Alors qu'un cycle de trois ans vient de se terminer en cyclisme, l'année 2026 marque le début d'une nouvelle période (jusqu'en 2028), lors de laquelle les équipes qui évoluent en World Tour vont devoir batailler pour rester dans l'élite. C'est notamment le cas de Groupama-FDJ United qui a terminé à la 18e place en 2025, après avoir pris les 7e et 10e place en 2023 et 2024.
Forcément, cette situation n'amuse pas vraiment les dirigeants de l'équipe française qui compte sur un David Gaudu revanchard, lui qui a vécu une dernière saison très compliquée, pour marquer des points. « On a des coureurs revanchards qui ont envie d'être meilleurs », a notamment expliqué Marc Madiot à ce sujet, alors que le leader de Groupama-FDJ United fera bien le Tour de France dans quelques mois.

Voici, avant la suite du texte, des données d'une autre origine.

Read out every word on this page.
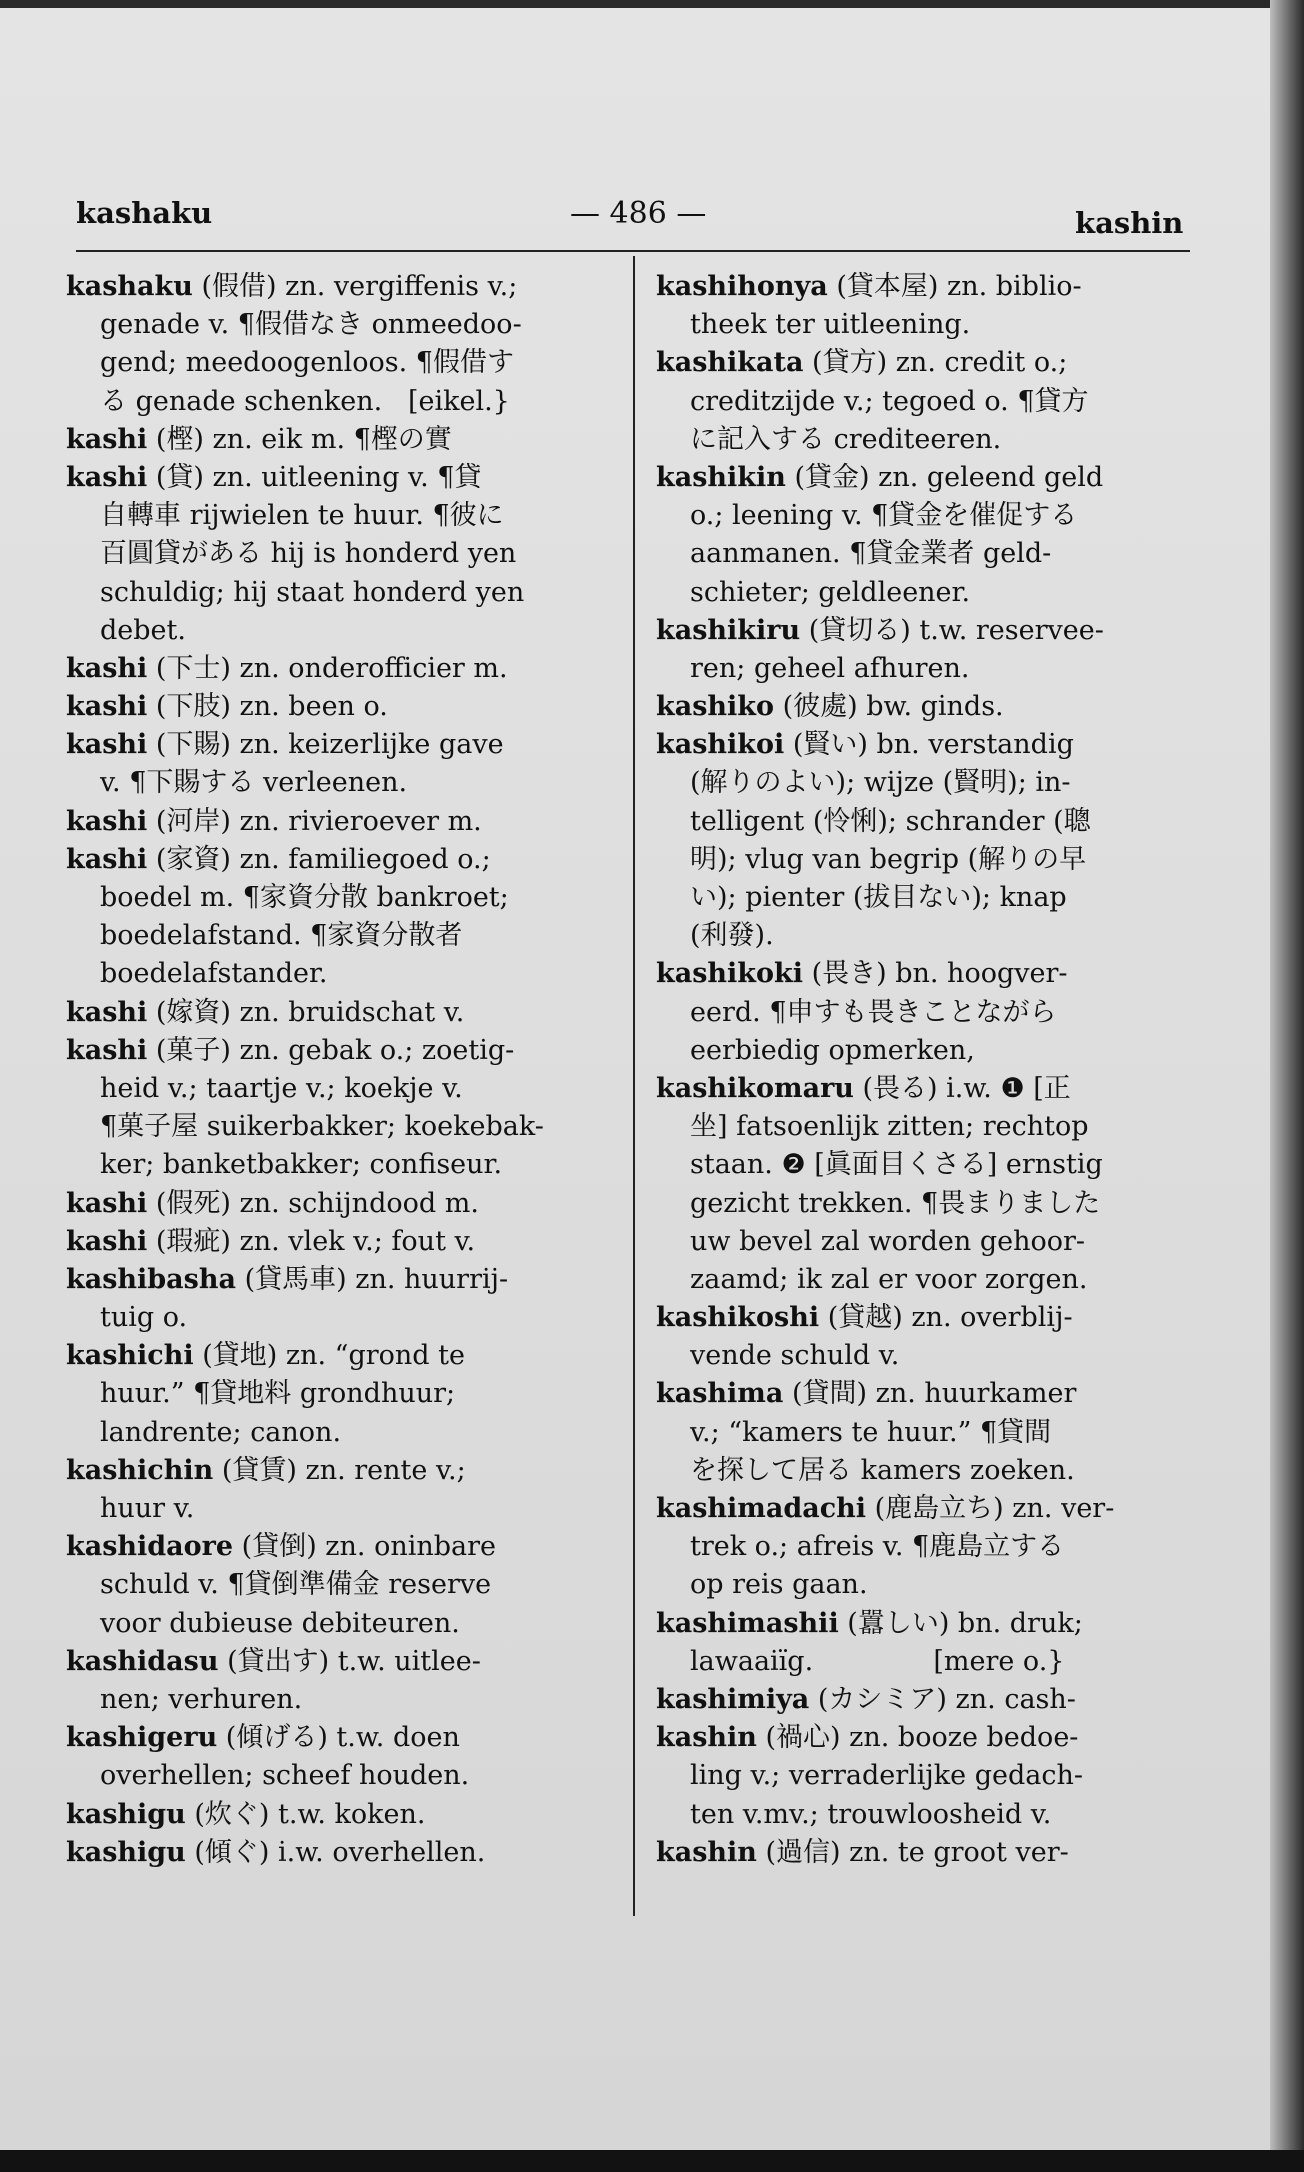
kashaku	— 486 —	kashin
kashaku (假借) zn. vergiffenis v.;
genade v. ¶假借なき onmeedoo-
gend; meedoogenloos. ¶假借す
る genade schenken.   [eikel.}
kashi (樫) zn. eik m. ¶樫の實
kashi (貸) zn. uitleening v. ¶貸
自轉車 rijwielen te huur. ¶彼に
百圓貸がある hij is honderd yen
schuldig; hij staat honderd yen
debet.
kashi (下士) zn. onderofficier m.
kashi (下肢) zn. been o.
kashi (下賜) zn. keizerlijke gave
v. ¶下賜する verleenen.
kashi (河岸) zn. rivieroever m.
kashi (家資) zn. familiegoed o.;
boedel m. ¶家資分散 bankroet;
boedelafstand. ¶家資分散者
boedelafstander.
kashi (嫁資) zn. bruidschat v.
kashi (菓子) zn. gebak o.; zoetig-
heid v.; taartje v.; koekje v.
¶菓子屋 suikerbakker; koekebak-
ker; banketbakker; confiseur.
kashi (假死) zn. schijndood m.
kashi (瑕疵) zn. vlek v.; fout v.
kashibasha (貸馬車) zn. huurrij-
tuig o.
kashichi (貸地) zn. “grond te
huur.” ¶貸地料 grondhuur;
landrente; canon.
kashichin (貸賃) zn. rente v.;
huur v.
kashidaore (貸倒) zn. oninbare
schuld v. ¶貸倒準備金 reserve
voor dubieuse debiteuren.
kashidasu (貸出す) t.w. uitlee-
nen; verhuren.
kashigeru (傾げる) t.w. doen
overhellen; scheef houden.
kashigu (炊ぐ) t.w. koken.
kashigu (傾ぐ) i.w. overhellen.
kashihonya (貸本屋) zn. biblio-
theek ter uitleening.
kashikata (貸方) zn. credit o.;
creditzijde v.; tegoed o. ¶貸方
に記入する crediteeren.
kashikin (貸金) zn. geleend geld
o.; leening v. ¶貸金を催促する
aanmanen. ¶貸金業者 geld-
schieter; geldleener.
kashikiru (貸切る) t.w. reservee-
ren; geheel afhuren.
kashiko (彼處) bw. ginds.
kashikoi (賢い) bn. verstandig
(解りのよい); wijze (賢明); in-
telligent (怜悧); schrander (聰
明); vlug van begrip (解りの早
い); pienter (拔目ない); knap
(利發).
kashikoki (畏き) bn. hoogver-
eerd. ¶申すも畏きことながら
eerbiedig opmerken,
kashikomaru (畏る) i.w. ❶ [正
坐] fatsoenlijk zitten; rechtop
staan. ❷ [眞面目くさる] ernstig
gezicht trekken. ¶畏まりました
uw bevel zal worden gehoor-
zaamd; ik zal er voor zorgen.
kashikoshi (貸越) zn. overblij-
vende schuld v.
kashima (貸間) zn. huurkamer
v.; “kamers te huur.” ¶貸間
を探して居る kamers zoeken.
kashimadachi (鹿島立ち) zn. ver-
trek o.; afreis v. ¶鹿島立する
op reis gaan.
kashimashii (囂しい) bn. druk;
lawaaiïg.              [mere o.}
kashimiya (カシミア) zn. cash-
kashin (禍心) zn. booze bedoe-
ling v.; verraderlijke gedach-
ten v.mv.; trouwloosheid v.
kashin (過信) zn. te groot ver-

Madiot : « On n'a pas envie d'être 18e »
« En 30 ans, on n'est descendu qu'une fois en deuxième division, donc non, on n'a pas envie d'être 18e. L'année 2025 a été compliquée sportivement pour plusieurs raisons, on ne va pas revenir dessus, mais en 2026, on a des atouts intéressants qui doivent nous permettre de retrouver un rang plus en adéquation avec ce que nous sommes », a par la suite reconnu celui qui est désormais président de l'équipe française, et non plus manager général.
« Il y aura forcément des occasions, puis ça reste une course de vélo donc il y aura forcément matière à s'exprimer et aller chercher des résultats, fort heureusement, parce que sinon on reste à la maison. C'est un peu comme en foot, on aura des occasions mais quand on aura des occasions, on ne pourra pas se permettre d'en louper trop, parce qu'on aura moins que certaines équipes, donc on n'a pas le droit à l'erreur. Ce qui nous a manqué en 2025, c'est la concrétisation des occasions », a également déclaré Madiot, lors d'une interview accordée à Cyclism'Actu. À eux désormais de joindre la parole aux actes.